I asked the teens to look outside the shop’s huge smoke-tinted windows and tell me what they saw. They noted the Walgreen’s drug store, the PNC Bank and other new housing developments nearby. I specifically asked that they look at the few remaining vacant lots near the shop. Then, the dots began to connect.
“Yeah, Mr. Brown, we can grow sweet potatoes there,” one student answered. Another, Charles, 16, pointed to Chronicle’s display case of baked goods. “You think you’d let us sell our sweet potato cookies here,” he asked Jacobs.
Attitudes changed; imaginations were sparked; the impossible seemed somewhat possible- all thanks to one visit to a professionally-run, culturally-relevant, black-owned establishment.

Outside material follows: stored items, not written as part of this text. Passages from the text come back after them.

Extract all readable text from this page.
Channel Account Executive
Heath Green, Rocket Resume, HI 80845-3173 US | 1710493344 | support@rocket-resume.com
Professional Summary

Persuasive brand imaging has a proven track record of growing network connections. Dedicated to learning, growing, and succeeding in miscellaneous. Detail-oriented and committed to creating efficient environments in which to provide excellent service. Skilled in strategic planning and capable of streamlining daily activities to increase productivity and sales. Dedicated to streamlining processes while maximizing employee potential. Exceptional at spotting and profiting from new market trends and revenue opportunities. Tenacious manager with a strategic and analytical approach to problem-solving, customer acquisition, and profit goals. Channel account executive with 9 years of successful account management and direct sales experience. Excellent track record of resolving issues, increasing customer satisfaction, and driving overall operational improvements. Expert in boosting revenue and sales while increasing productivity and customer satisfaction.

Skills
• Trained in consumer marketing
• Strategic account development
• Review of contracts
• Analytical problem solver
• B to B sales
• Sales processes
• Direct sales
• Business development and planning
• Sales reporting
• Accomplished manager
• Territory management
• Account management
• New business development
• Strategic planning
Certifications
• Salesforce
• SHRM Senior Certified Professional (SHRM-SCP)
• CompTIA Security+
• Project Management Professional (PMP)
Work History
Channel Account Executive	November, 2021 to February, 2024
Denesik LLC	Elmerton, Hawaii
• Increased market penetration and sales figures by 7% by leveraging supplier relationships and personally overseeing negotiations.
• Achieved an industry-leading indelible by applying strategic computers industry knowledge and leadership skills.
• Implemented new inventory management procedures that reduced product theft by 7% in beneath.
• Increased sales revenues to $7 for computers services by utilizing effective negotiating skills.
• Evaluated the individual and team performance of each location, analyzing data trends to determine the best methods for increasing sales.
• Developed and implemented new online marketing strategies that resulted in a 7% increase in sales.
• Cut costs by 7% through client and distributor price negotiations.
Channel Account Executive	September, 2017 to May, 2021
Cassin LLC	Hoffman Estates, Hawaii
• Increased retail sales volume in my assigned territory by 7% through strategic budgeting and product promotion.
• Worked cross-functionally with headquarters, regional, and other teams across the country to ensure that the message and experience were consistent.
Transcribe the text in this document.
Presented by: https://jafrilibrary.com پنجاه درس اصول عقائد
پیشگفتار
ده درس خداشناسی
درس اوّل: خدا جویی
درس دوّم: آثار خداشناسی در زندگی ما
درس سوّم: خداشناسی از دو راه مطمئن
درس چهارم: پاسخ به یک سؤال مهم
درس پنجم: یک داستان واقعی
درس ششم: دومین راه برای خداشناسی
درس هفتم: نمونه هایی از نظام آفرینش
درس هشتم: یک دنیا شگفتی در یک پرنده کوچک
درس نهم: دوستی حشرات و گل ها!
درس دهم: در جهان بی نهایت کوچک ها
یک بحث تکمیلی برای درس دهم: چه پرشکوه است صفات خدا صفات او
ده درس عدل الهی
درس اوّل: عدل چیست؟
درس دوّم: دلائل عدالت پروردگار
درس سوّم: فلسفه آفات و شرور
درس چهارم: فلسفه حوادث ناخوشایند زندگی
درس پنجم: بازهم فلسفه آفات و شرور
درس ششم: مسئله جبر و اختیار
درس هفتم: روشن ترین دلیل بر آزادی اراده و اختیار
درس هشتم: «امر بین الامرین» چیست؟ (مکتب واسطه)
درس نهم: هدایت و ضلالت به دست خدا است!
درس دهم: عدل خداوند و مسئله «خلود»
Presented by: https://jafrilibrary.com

I had the young people write “thank you” letters to the coffee shop’s management. Their letters convinced me that our exercise wasn’t in vain:
“I thank Chronicle Coffee for trying to make that side of town a positive place with less violence,” wrote Zavier Meaneers, 15, “hopefully, (it) can inspire other parts of the north side to create a positive place to come in and communicate with new people.”
“Dear Chronicle Coffee,” wrote Elesha, 18, “I would like to thank you for inviting us to your coffee shop…the location…in a community of less fortunate African Americans…is amazing! This business can show African Americans something positive in the community…thank you for welcoming us and giving us good service.”
My appreciation goes out to the owners of the shop, too. “Thank you,” for showing our youth that the impossible is indeed possible.